Das Rathaus in Homburg (Foto: Pasquale D'Angiolillo)

Homburg einigt sich mit Schneidewind

Thomas Gerber   05.05.2021 | 21:37 Uhr

Im Streit um die Wiedergutmachung des durch die sogenannte Detektivaffäre entstandenen Schadens haben sich die Stadt Homburg und ihr suspendierter Oberbürgermeister Rüdiger Schneidewind offenbar geeinigt. Wie Schneidewinds Verteidiger erklärte, seien alle formellen Hürden genommen und der Vertrag unter Dach und Fach.

Als Teil des Deals zwischen dem ehemaligen Oberbürgermeister und der Stadt habe Schneidewind inzwischen insgesamt gut 80.000 Euro an die Stadtkasse überwiesen, wie sein Anwalt mitteilte. Zugleich habe er, wie vereinbart, die Schadensersatzklage gegen einen leitenden Mitarbeiter der Stadt zurückgenommen. Der Anwalt kündigte an, dass der der EX-OB in keinem Fall etwas von der gezahlten Summe zurückfordern werde. Dies gelte auch für den Fall, dass sein Mandant mit der erneuten Revision ein milderes Urteil erreichen sollte.

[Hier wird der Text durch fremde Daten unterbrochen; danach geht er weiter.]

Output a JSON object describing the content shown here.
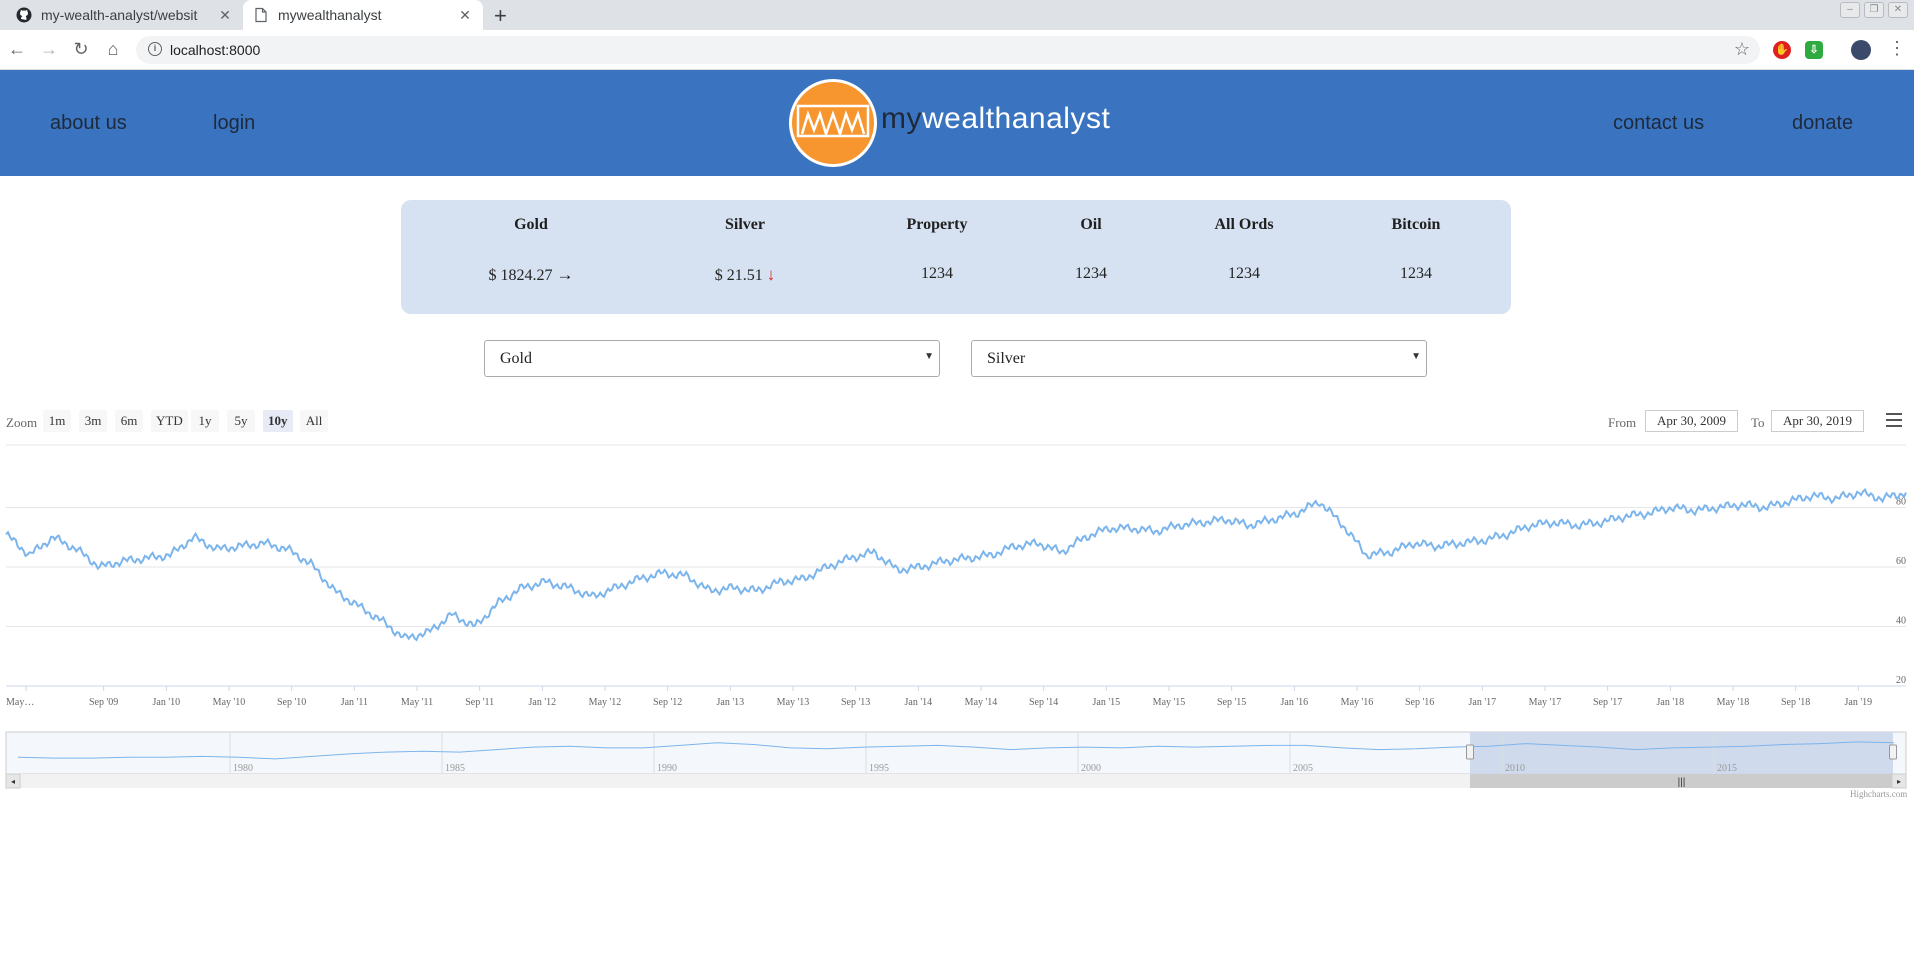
{
  "browser": {
    "tabs": [
      {
        "title": "my-wealth-analyst/websit",
        "active": false
      },
      {
        "title": "mywealthanalyst",
        "active": true
      }
    ],
    "url": "localhost:8000"
  },
  "site": {
    "nav_left": [
      "about us",
      "login"
    ],
    "nav_right": [
      "contact us",
      "donate"
    ],
    "brand_my": "my",
    "brand_rest": "wealthanalyst",
    "logo_text": "MWA"
  },
  "ticker": [
    {
      "name": "Gold",
      "value": "$ 1824.27",
      "trend": "flat"
    },
    {
      "name": "Silver",
      "value": "$ 21.51",
      "trend": "down"
    },
    {
      "name": "Property",
      "value": "1234",
      "trend": ""
    },
    {
      "name": "Oil",
      "value": "1234",
      "trend": ""
    },
    {
      "name": "All Ords",
      "value": "1234",
      "trend": ""
    },
    {
      "name": "Bitcoin",
      "value": "1234",
      "trend": ""
    }
  ],
  "selects": {
    "left": "Gold",
    "right": "Silver"
  },
  "range_selector": {
    "zoom_label": "Zoom",
    "buttons": [
      "1m",
      "3m",
      "6m",
      "YTD",
      "1y",
      "5y",
      "10y",
      "All"
    ],
    "selected": "10y",
    "from_label": "From",
    "from_value": "Apr 30, 2009",
    "to_label": "To",
    "to_value": "Apr 30, 2019"
  },
  "colors": {
    "header": "#3a74c0",
    "accent": "#f7962f",
    "series": "#7cb5ec",
    "down": "#e02020"
  },
  "credit": "Highcharts.com",
  "chart_data": {
    "type": "line",
    "title": "",
    "x_tick_labels": [
      "May…",
      "Sep '09",
      "Jan '10",
      "May '10",
      "Sep '10",
      "Jan '11",
      "May '11",
      "Sep '11",
      "Jan '12",
      "May '12",
      "Sep '12",
      "Jan '13",
      "May '13",
      "Sep '13",
      "Jan '14",
      "May '14",
      "Sep '14",
      "Jan '15",
      "May '15",
      "Sep '15",
      "Jan '16",
      "May '16",
      "Sep '16",
      "Jan '17",
      "May '17",
      "Sep '17",
      "Jan '18",
      "May '18",
      "Sep '18",
      "Jan '19"
    ],
    "y_ticks": [
      20,
      40,
      60,
      80
    ],
    "ylim": [
      20,
      100
    ],
    "series": [
      {
        "values": [
          71,
          64,
          70,
          66,
          60,
          62,
          63,
          64,
          70,
          66,
          67,
          68,
          66,
          61,
          52,
          47,
          42,
          36,
          38,
          44,
          40,
          48,
          53,
          55,
          53,
          50,
          53,
          56,
          58,
          57,
          52,
          53,
          52,
          55,
          56,
          60,
          63,
          65,
          59,
          60,
          62,
          63,
          64,
          67,
          68,
          65,
          70,
          73,
          73,
          72,
          74,
          75,
          76,
          74,
          76,
          78,
          82,
          74,
          64,
          65,
          68,
          67,
          68,
          69,
          71,
          74,
          75,
          74,
          75,
          77,
          78,
          80,
          79,
          80,
          81,
          80,
          82,
          84,
          83,
          85,
          83,
          85
        ]
      }
    ],
    "navigator": {
      "x_tick_labels": [
        "1980",
        "1985",
        "1990",
        "1995",
        "2000",
        "2005",
        "2010",
        "2015"
      ],
      "values": [
        15,
        14,
        14,
        15,
        15,
        16,
        15,
        13,
        16,
        19,
        21,
        22,
        21,
        24,
        27,
        28,
        26,
        26,
        29,
        32,
        30,
        26,
        25,
        27,
        28,
        29,
        27,
        24,
        26,
        27,
        26,
        28,
        27,
        28,
        29,
        29,
        26,
        24,
        25,
        27,
        28,
        31,
        29,
        27,
        24,
        26,
        27,
        28,
        30,
        31,
        33,
        32
      ]
    }
  }
}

25.000 Euro Kosten für Homburg

Das Gerichtsverfahren gegen Schneidewind in der "Detektivaffäre" läuft allerdings noch. Nachdem Schneidewind in erster Instanz wegen Haushaltsuntreue zu 15 Monaten auf Bewährung verurteilt worden war, hatte ihn das Landgericht im Januar zu einer deutlich milderen Strafe verurteilt. Der SPD Politiker muss demnach lediglich eine Geldstrafe von 10.800 Euro zahlen. Dieses Urteil ist aber noch nicht rechtskräftig, da sowohl Schneidewind als auch die Staatsanwaltschaft Revision beim Bundesgerichtshof eingelegt haben.

Der durch den umstrittenen Detektiveinsatz beim Homburger Baubetriebshof entstandene finanzielle Schaden beläuft sich auf insgesamt rund 230.000 Euro. Davon übernimmt Schneidewind nun 80.000 Euro. Da die Versicherung weitere 125.000 Euro zahlen will, muss die Stadt Homburg letztlich nur rund 25.000 Euro zahlen.

Über dieses Thema hat auch die SR-Fernsehsendung "aktuell" am 05.05.2021 berichtet.